Given these findings, researchers concluded the high-protein diet, regardless of protein source, helped type 2 diabetics lose weight as well as improve cholesterol, blood pressure and glucose levels. In fact, not only did eggs fail to negatively impact cholesterol, they appeared to actually improve HDL cholesterol.
As a result, researchers believe that “a high-protein energy-restricted diet high in cholesterol from eggs may have nutritional benefits and assist in metabolic control in individuals with type 2 diabetes.”
The Incredible, Edible Egg
Ah, the return of the egg! This protein-packed delight is finally restored to glory.
There are so many amazing ways to get your two eggs a day.
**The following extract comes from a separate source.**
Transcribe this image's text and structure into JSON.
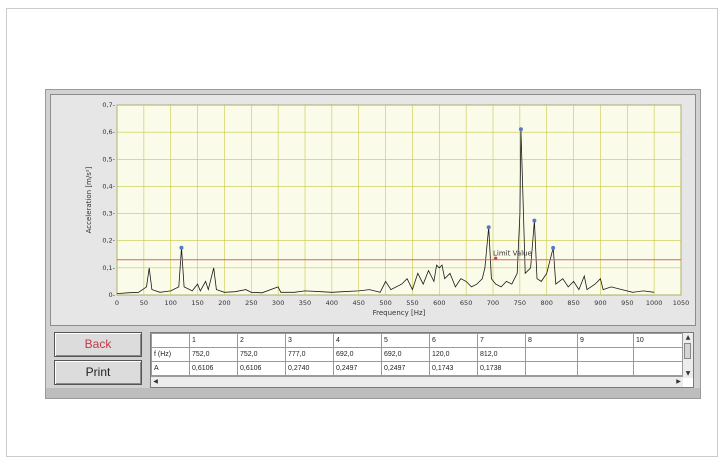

Of course, there’s the morning staple of scrambled, poached or steam-fried eggs. You can also make a veggie-packed frittata for lunch or dinner.
Then there’s the wonder that is the hard-boiled egg. You can slice in half and make deviled eggs, mash it for egg salad, slice it and put on top of a salad, or simply peel and enjoy.
However you like your eggs, relish in the fact that you can now enjoy them worry-free.
 Pearce, K et al. Egg consumption as part of an energy-restricted high-protein diet improves blood lipid and blood glucose profiles in individuals with type 2 diabetes. Br J Nutr. 2011 Feb;105(4):584-92.
 Boden, WE. High-density lipoprotein cholesterol as an independent risk factor in cardiovascular disease: assessing the data from Framingham to the Veterans Affairs High-Density Lipoprotein Intervention Trial. Am J Cardiol. 2000;86:19L-22L.